General Motors (GM) is mulling over its earlier plans to try to sell its European unit Opel GmbH - 18 months after having dropped them following months of negotiations with potential buyers.
Auto Bild and Spiegel Online yesterday said that the GM may once revive plans to sell Opel and the likely buyers could be Germany's Volkswagen and Chinese carmakers.
GM decided in late 2008 to sell its main European business after it announced a group-wide loss of $30.9 billion as sales plummeted during the global recession.
Once the world's largest carmaker, GM, was forced to file for bankruptcy protection before emerging from it in July 2009 following a $52-billion bail-out by the US government.
In November 2009, citing an improving business environment, the Detroit-based carmaker had called off plans to sell Opel to Canadian car-parts maker Magna International and its Russian partner, Sberbank. (See: GM says 'No' to Magna; decides to keep Opel)
GM undertook a massive restructuring at Opel's closed plant in Antwerp, Belgium in early 2010, eliminating 2,606 jobs, but still lost $1.6 billion last year.

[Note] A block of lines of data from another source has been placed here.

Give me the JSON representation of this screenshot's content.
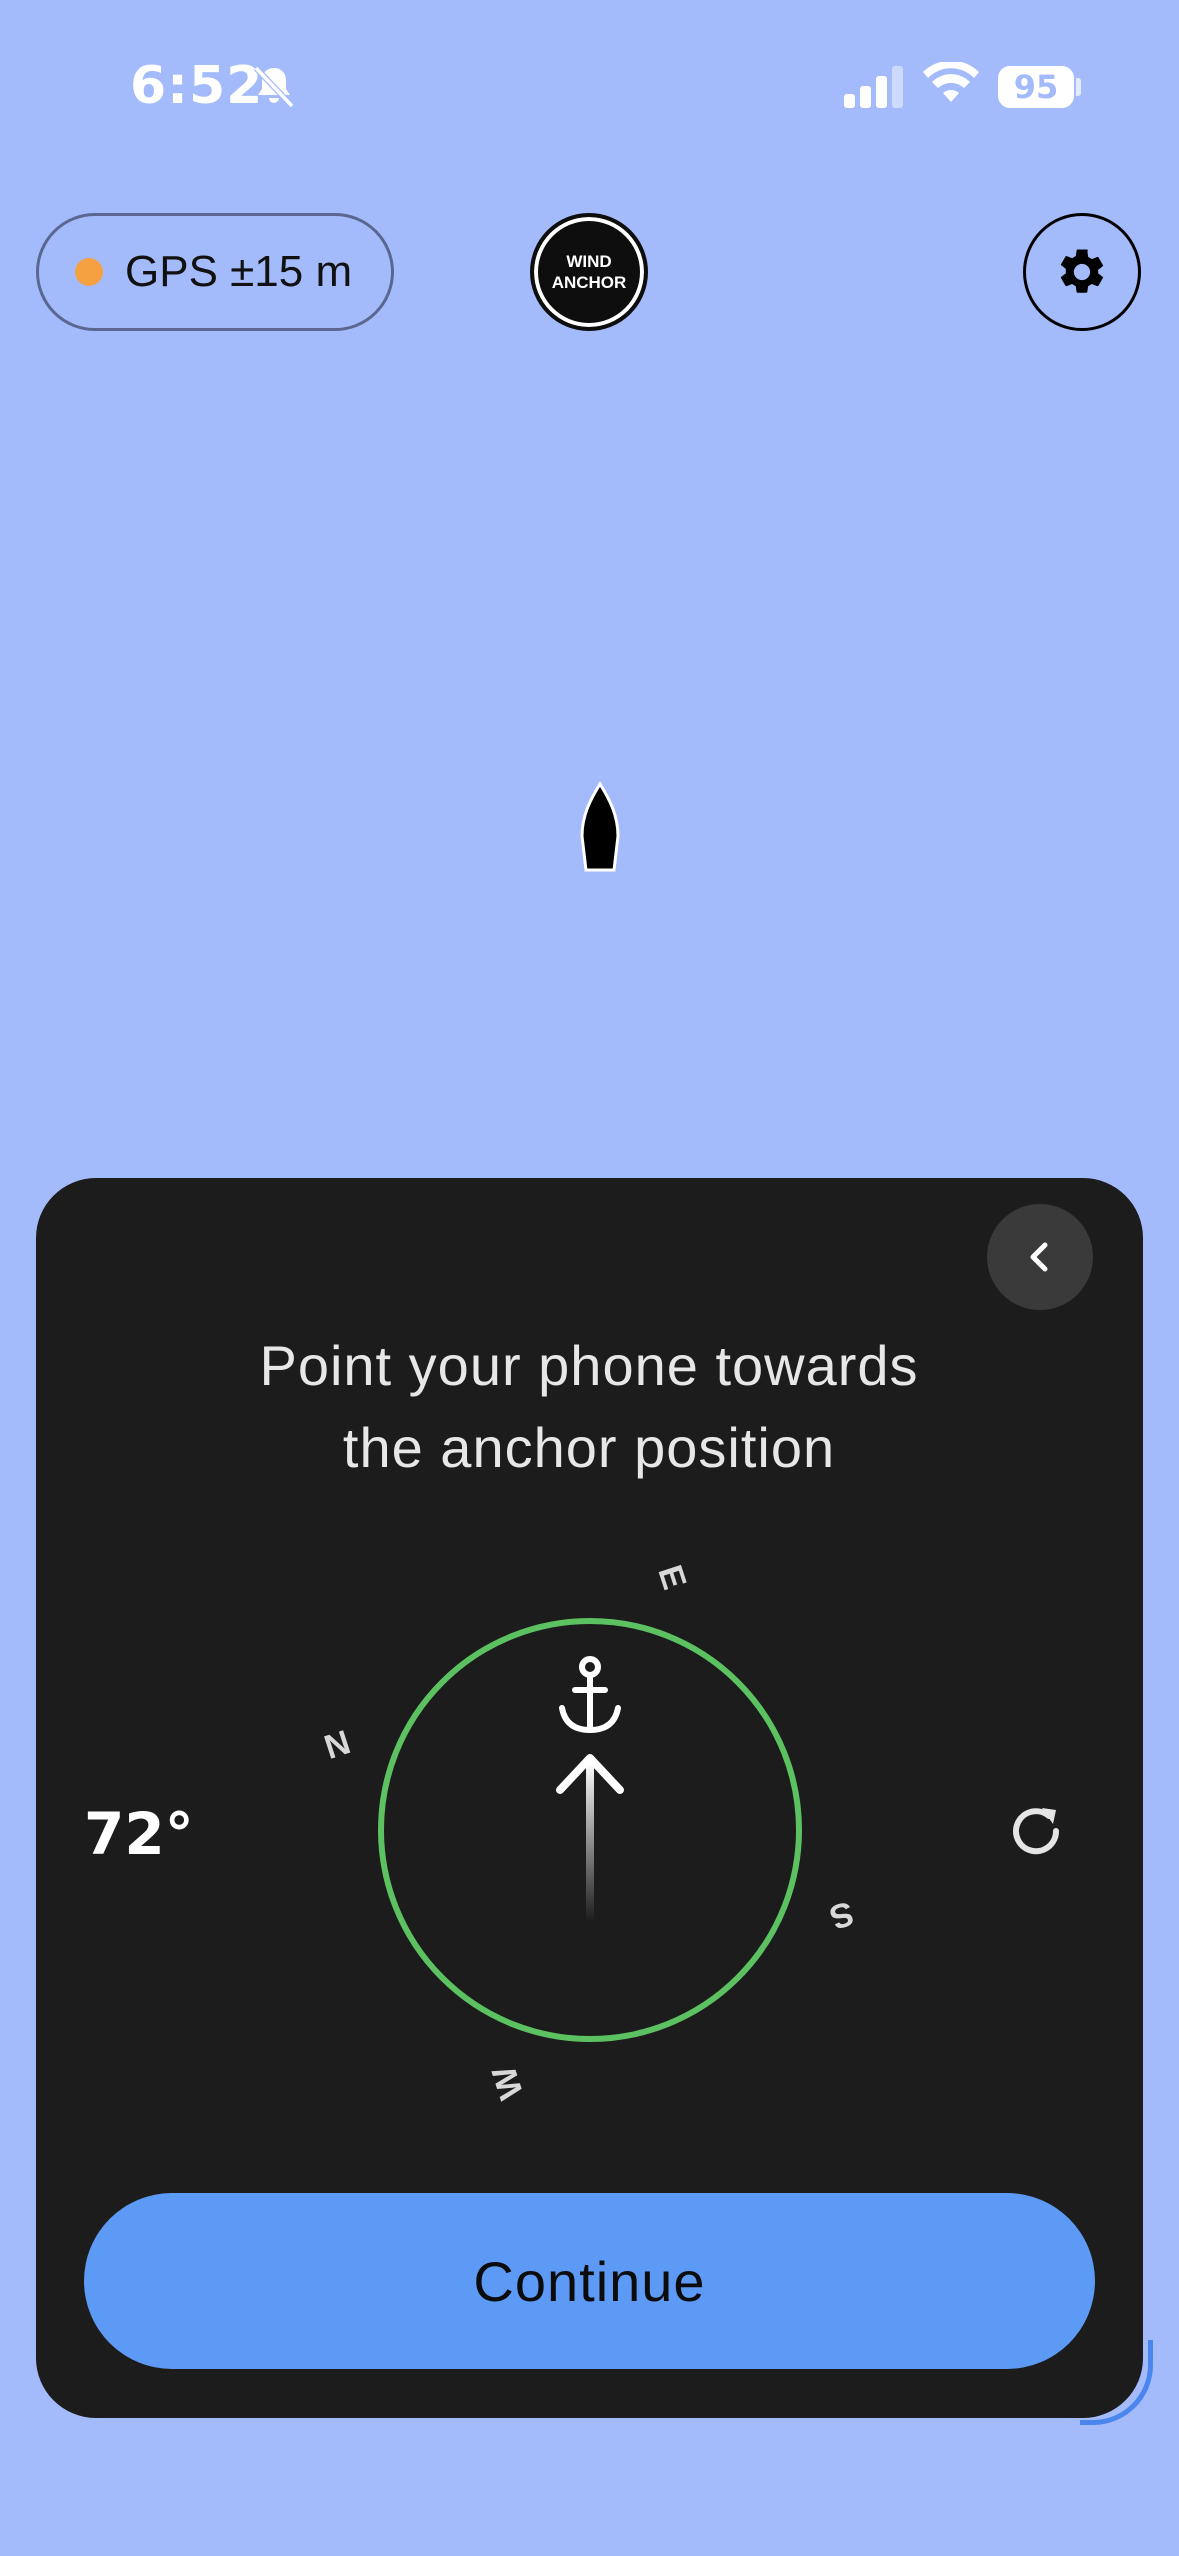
{
  "status_bar": {
    "time": "6:52",
    "battery": "95",
    "icons": [
      "bell-slash-icon",
      "cellular-signal-icon",
      "wifi-icon",
      "battery-icon"
    ]
  },
  "top_bar": {
    "gps_label": "GPS ±15 m",
    "gps_status_color": "#f5a142",
    "logo_line1": "WIND",
    "logo_line2": "ANCHOR",
    "settings_icon": "gear-icon"
  },
  "map": {
    "vessel_icon": "boat-icon"
  },
  "panel": {
    "back_icon": "chevron-left-icon",
    "prompt_line1": "Point your phone towards",
    "prompt_line2": "the anchor position",
    "heading": "72°",
    "refresh_icon": "rotate-right-icon",
    "compass": {
      "labels": {
        "n": "N",
        "e": "E",
        "s": "S",
        "w": "W"
      },
      "ring_color": "#5cc160",
      "anchor_icon": "anchor-icon",
      "arrow_icon": "arrow-up-icon"
    },
    "continue_label": "Continue"
  },
  "colors": {
    "background": "#a4bbfb",
    "panel": "#1c1c1c",
    "primary_button": "#5d9af5"
  }
}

Opel's headquarters and the largest of its four plants are located in Rüsselsheim in Germany, while its other European plants are in Spain, Poland and a Vauxhall plant in the UK.
Opel employs a total of 54,000 workers across Europe, with 25,000 based in Germany, while in the UK, GM's Vauxhall employs 5,500 people across two plants in Luton and Ellesmere Port.
In its previous bid to sell Opel, Italian carmaker Fiat, Chinese firm Beijing Automotive Industry Holding Co and Beligium's RHJ Holdings International were also in the race to buy Opel.